Candidato al Congreso por Madrid

Los españoles van a hacer uso de su derecho ciudadano de sufragio, dentro de pocas horas. Es,

indudablemente, una decisión importante, que deben tomar de modo serio y responsable, como ha

indicado en sus carteles Alianza Popular.

Al ejercer su voto, me permito hacerles algunas consideraciones de buena fe, sobre lo que, a mi juicio,

deberíamos evitar, poruña parte, y procurar por otra.

Evitar que se pierda el voto

Lo primero que habría que evitar, sin duda alguna, es que se pierda el voto. Un voto dado a una

candidatura sin base, o a un grupúsculo que sólo actúe en pocos lugares del territorio, son votos perdidos.

Sólo las grandes fuerzas políticas, con arraigo y posibilidades en todo el territorio nacional, o en una gran

región, tienen posibilidades de convertir las ideas en realidades, los principios en acciones concretas, y los

deseos en posibilidad operativa.

Dar vuelta a la tortilla

Lo segundo que no debería ocurrir es el voto por impulsos pasionales, por nostalgias o por resentimientos.

Tengo una gran simpatía humana por los integristas de uno y otro lado; pero sus actitudes no son

positivas en política. Así, piensa que las muchas buenas gentes que añoran a Franco y a la sociedad que

supo crear, deben votar a Alianza Popular, precisamente por ser reformista y poco nostálgica; porque

asume él pasado para superarlo. Creo igualmente que votar pensando en viejos odios o revanchas carece

hoy de sentido. No se trata de dar la vuelta a la tortilla; se trata de arreglar las cosas

seria, honesta y prudentemente entre los españoles de hoy, y pensando en el mañana inmediato. Digo lo

mismo de los que se equivocarían buscando la justicia social en la lucha de clases; o los que quieren

engañar a la juventud enfrentándoles con sus padres y con su patria, que es la tierra y la sociedad de sus

padres.

Escoger y mojarse

Un tercer error a evitar sería el considerar esta elección como una adhesión más al Gobierno y a sus

propuestas. Esto no es un referéndum. Es una opción entre propuestas de programa y personas

representativas de los mismos. Hay que escoger. Hay que mojarse.

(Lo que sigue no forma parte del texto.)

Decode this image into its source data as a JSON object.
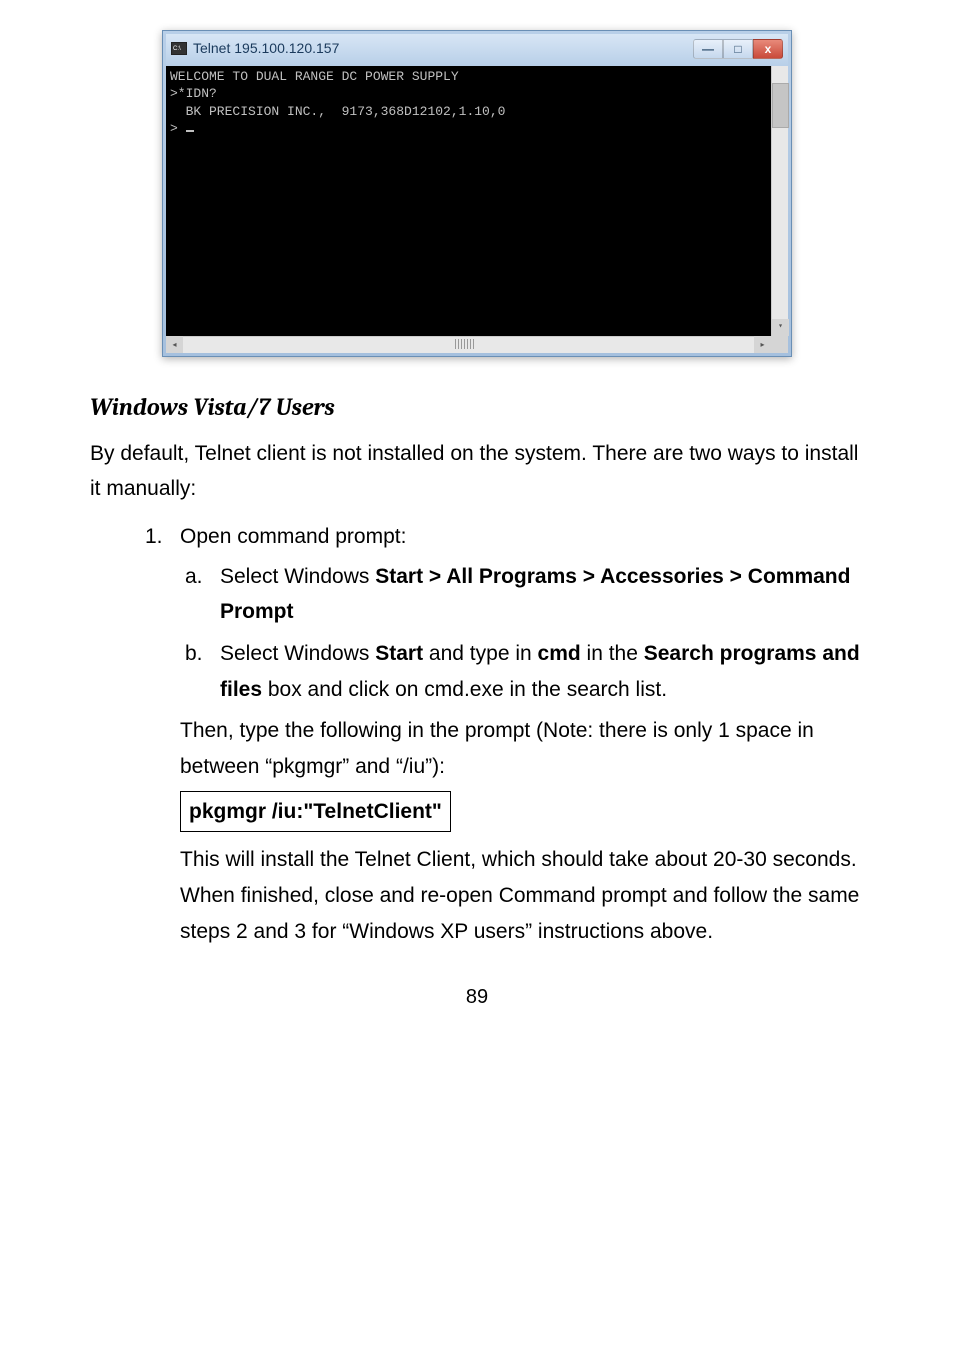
{
  "window": {
    "title": "Telnet 195.100.120.157",
    "console_lines": "WELCOME TO DUAL RANGE DC POWER SUPPLY\n>*IDN?\n  BK PRECISION INC.,  9173,368D12102,1.10,0\n> "
  },
  "controls": {
    "min": "—",
    "max": "□",
    "close": "x"
  },
  "scroll": {
    "up": "▴",
    "down": "▾",
    "left": "◂",
    "right": "▸"
  },
  "heading": "Windows Vista/7 Users",
  "intro": "By default, Telnet client is not installed on the system.  There are two ways to install it manually:",
  "step1": {
    "marker": "1.",
    "text": "Open command prompt:"
  },
  "step_a": {
    "marker": "a.",
    "prefix": "Select Windows ",
    "bold": "Start > All Programs > Accessories > Command Prompt"
  },
  "step_b": {
    "marker": "b.",
    "prefix": "Select Windows ",
    "b1": "Start",
    "mid1": " and type in ",
    "b2": "cmd",
    "mid2": " in the ",
    "b3": "Search programs and files",
    "tail": " box and click on cmd.exe in the search list."
  },
  "then_text": "Then, type the following in the prompt (Note: there is only 1 space in between “pkgmgr” and “/iu”):",
  "code_cmd": "pkgmgr /iu:\"TelnetClient\"",
  "after_text": "This will install the Telnet Client, which should take about 20-30 seconds.  When finished, close and re-open Command prompt and follow the same steps 2 and 3 for “Windows XP users” instructions above.",
  "page_number": "89"
}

Quien no lo haga, no podrá quejarse

después.

No a aventuras e improvisaciones

Pasemos a lo positivo: lo que deberíamos hacer o procurar. En primer lugar, el resultado de la elección

debe ser claro. Para ello hay que concentrar el voto en las fuerzas nacionales importantes y significativas.

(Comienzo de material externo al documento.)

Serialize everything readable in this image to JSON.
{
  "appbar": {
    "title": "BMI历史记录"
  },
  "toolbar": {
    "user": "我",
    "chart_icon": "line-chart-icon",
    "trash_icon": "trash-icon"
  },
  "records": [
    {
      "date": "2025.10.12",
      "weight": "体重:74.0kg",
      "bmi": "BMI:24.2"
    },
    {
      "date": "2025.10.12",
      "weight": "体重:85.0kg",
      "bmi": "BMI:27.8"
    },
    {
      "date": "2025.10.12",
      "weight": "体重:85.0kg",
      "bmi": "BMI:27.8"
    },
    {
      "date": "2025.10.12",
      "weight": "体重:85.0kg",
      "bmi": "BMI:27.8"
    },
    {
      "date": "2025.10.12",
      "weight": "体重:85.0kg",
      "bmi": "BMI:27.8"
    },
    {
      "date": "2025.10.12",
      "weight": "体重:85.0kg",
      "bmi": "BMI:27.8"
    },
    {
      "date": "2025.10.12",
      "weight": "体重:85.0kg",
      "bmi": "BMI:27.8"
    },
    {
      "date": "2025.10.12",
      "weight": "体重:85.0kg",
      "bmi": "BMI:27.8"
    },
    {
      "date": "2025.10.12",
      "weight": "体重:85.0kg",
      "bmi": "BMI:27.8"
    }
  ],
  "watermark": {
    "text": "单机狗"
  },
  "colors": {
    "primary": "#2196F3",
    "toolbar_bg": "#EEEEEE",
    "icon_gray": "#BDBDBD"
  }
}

Alianza Popular lo es: ofrece seguridad, orden, cumplimiento de la ley, restauración de la confianza

ciudadana, desarrollo económico, un programa avanzado de justicia social. Es una fuerza moderada,

dispuesta al diálogo con todos, que patrocina cambios reales y prudentes; que se opone a las aventuras y a

las improvisaciones, pero que como ninguna desea un salto hacia el futuro, para que la España del año

2.000 sea tanto mejor respeto de la actual, como ésta lo es sin duda respecto de los años 30.

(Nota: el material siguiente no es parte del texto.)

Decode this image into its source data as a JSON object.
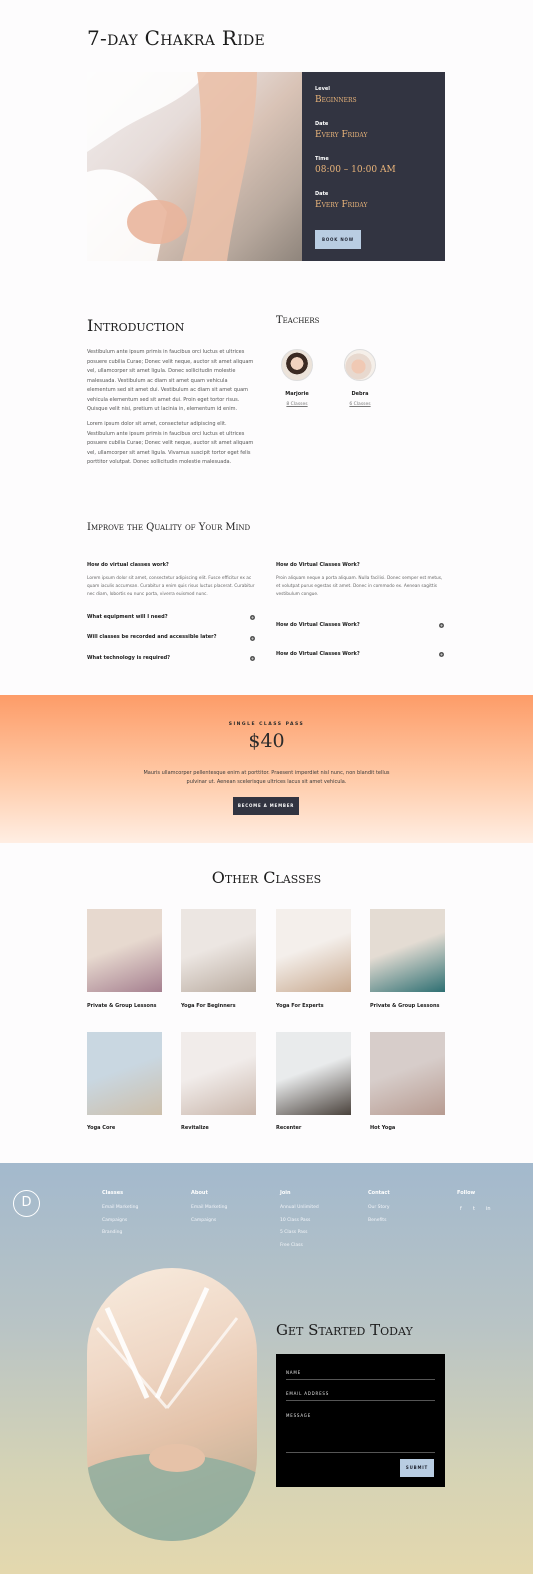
{
  "hero": {
    "title": "7-day Chakra Ride",
    "meta": [
      {
        "label": "Level",
        "value": "Beginners"
      },
      {
        "label": "Date",
        "value": "Every Friday"
      },
      {
        "label": "Time",
        "value": "08:00 – 10:00 AM"
      },
      {
        "label": "Date",
        "value": "Every Friday"
      }
    ],
    "book_button": "BOOK NOW"
  },
  "intro": {
    "title": "Introduction",
    "paragraph1": "Vestibulum ante ipsum primis in faucibus orci luctus et ultrices posuere cubilia Curae; Donec velit neque, auctor sit amet aliquam vel, ullamcorper sit amet ligula. Donec sollicitudin molestie malesuada. Vestibulum ac diam sit amet quam vehicula elementum sed sit amet dui. Vestibulum ac diam sit amet quam vehicula elementum sed sit amet dui. Proin eget tortor risus. Quisque velit nisi, pretium ut lacinia in, elementum id enim.",
    "paragraph2": "Lorem ipsum dolor sit amet, consectetur adipiscing elit. Vestibulum ante ipsum primis in faucibus orci luctus et ultrices posuere cubilia Curae; Donec velit neque, auctor sit amet aliquam vel, ullamcorper sit amet ligula. Vivamus suscipit tortor eget felis porttitor volutpat. Donec sollicitudin molestie malesuada."
  },
  "teachers": {
    "title": "Teachers",
    "items": [
      {
        "name": "Marjorie",
        "count": "8 Classes"
      },
      {
        "name": "Debra",
        "count": "6 Classes"
      }
    ]
  },
  "faq": {
    "title": "Improve the Quality of Your Mind",
    "left": [
      {
        "q": "How do virtual classes work?",
        "a": "Lorem ipsum dolor sit amet, consectetur adipiscing elit. Fusce efficitur ex ac quam iaculis accumsan. Curabitur a enim quis risus luctus placerat. Curabitur nec diam, lobortis eu nunc porta, viverra euismod nunc."
      },
      {
        "q": "What equipment will I need?"
      },
      {
        "q": "Will classes be recorded and accessible later?"
      },
      {
        "q": "What technology is required?"
      }
    ],
    "right": [
      {
        "q": "How do Virtual Classes Work?",
        "a": "Proin aliquam neque a porta aliquam. Nulla facilisi. Donec semper est metus, et volutpat purus egestas sit amet. Donec in commodo ex. Aenean sagittis vestibulum congue."
      },
      {
        "q": "How do Virtual Classes Work?"
      },
      {
        "q": "How do Virtual Classes Work?"
      }
    ]
  },
  "pass": {
    "label": "SINGLE CLASS PASS",
    "price": "$40",
    "text": "Mauris ullamcorper pellentesque enim at porttitor. Praesent imperdiet nisl nunc, non blandit tellus pulvinar ut. Aenean scelerisque ultrices lacus sit amet vehicula.",
    "button": "BECOME A MEMBER"
  },
  "other_classes": {
    "title": "Other Classes",
    "items": [
      {
        "label": "Private & Group Lessons",
        "color_a": "#e7d9cf",
        "color_b": "#a57f8f"
      },
      {
        "label": "Yoga For Beginners",
        "color_a": "#ece6e2",
        "color_b": "#b9ab9f"
      },
      {
        "label": "Yoga For Experts",
        "color_a": "#f4efeb",
        "color_b": "#c8a98f"
      },
      {
        "label": "Private & Group Lessons",
        "color_a": "#e4dcd3",
        "color_b": "#2e6f72"
      },
      {
        "label": "Yoga Core",
        "color_a": "#c9d7e1",
        "color_b": "#cdbfab"
      },
      {
        "label": "Revitalize",
        "color_a": "#f1ecea",
        "color_b": "#c9b6ab"
      },
      {
        "label": "Recenter",
        "color_a": "#e9ebec",
        "color_b": "#4a423c"
      },
      {
        "label": "Hot Yoga",
        "color_a": "#d7cdca",
        "color_b": "#b79b91"
      }
    ]
  },
  "footer": {
    "logo": "D",
    "columns": [
      {
        "heading": "Classes",
        "items": [
          "Email Marketing",
          "Campaigns",
          "Branding"
        ]
      },
      {
        "heading": "About",
        "items": [
          "Email Marketing",
          "Campaigns"
        ]
      },
      {
        "heading": "Join",
        "items": [
          "Annual Unlimited",
          "10 Class Pass",
          "5 Class Pass",
          "Free Class"
        ]
      },
      {
        "heading": "Contact",
        "items": [
          "Our Story",
          "Benefits"
        ]
      }
    ],
    "follow": {
      "heading": "Follow",
      "icons": [
        "f",
        "t",
        "in"
      ]
    }
  },
  "get_started": {
    "title": "Get Started Today",
    "name_label": "NAME",
    "email_label": "EMAIL ADDRESS",
    "message_label": "MESSAGE",
    "submit": "SUBMIT"
  }
}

En segundo lugar, esa claridad debe referirse, sobre todo, al modelo económico-social, y en general a las

instituciones que afectan a la vida propiamente dicha de los ciudadanos. Alianza Popular defiende la

familia como unidad básica de la convivencia entre los sexos y entre las generaciones. Propugna la plena

igualdad para la mujer, y las máximas oportunidades para la juventud; no está por el amor libre, ni por las

comunas sexuales, ni por la pornografía, ni por el aborto, ni por la fácil disolución de la unidad familiar.

Alianza Popular está, con la misma decisión, por la libertad de empresa y de trabajo. No cree en las

nacionalizaciones, ni en los colectivismos económicos; afirma que los «koljoses» soviéticos y las

comunas chinas producen menos que las granjas americanas; y que la industria alemana y japonesa le dan

ciento y raya a la de Rusia o Checoslovaquia.

Valores básicos y prioridades esenciales

En tercer lugar, a la hora de votar, hay que decidirse en función de los valores básicos y las prioridades

esenciales. Para que un Estado pueda resolver éste o aquel problema, tiene que tener resuelto previamente

el problema. El problema es que haya, efectivamente, un Estado; una organización política real, sólida,

que está; que garantiza la seguridad de todos, la paz civil, la convivencia ordenada, el cumplimiento de la

ley, la defensa eficaz contra toda agresión interior y exterior; una moneda estable, y así sucesivamente.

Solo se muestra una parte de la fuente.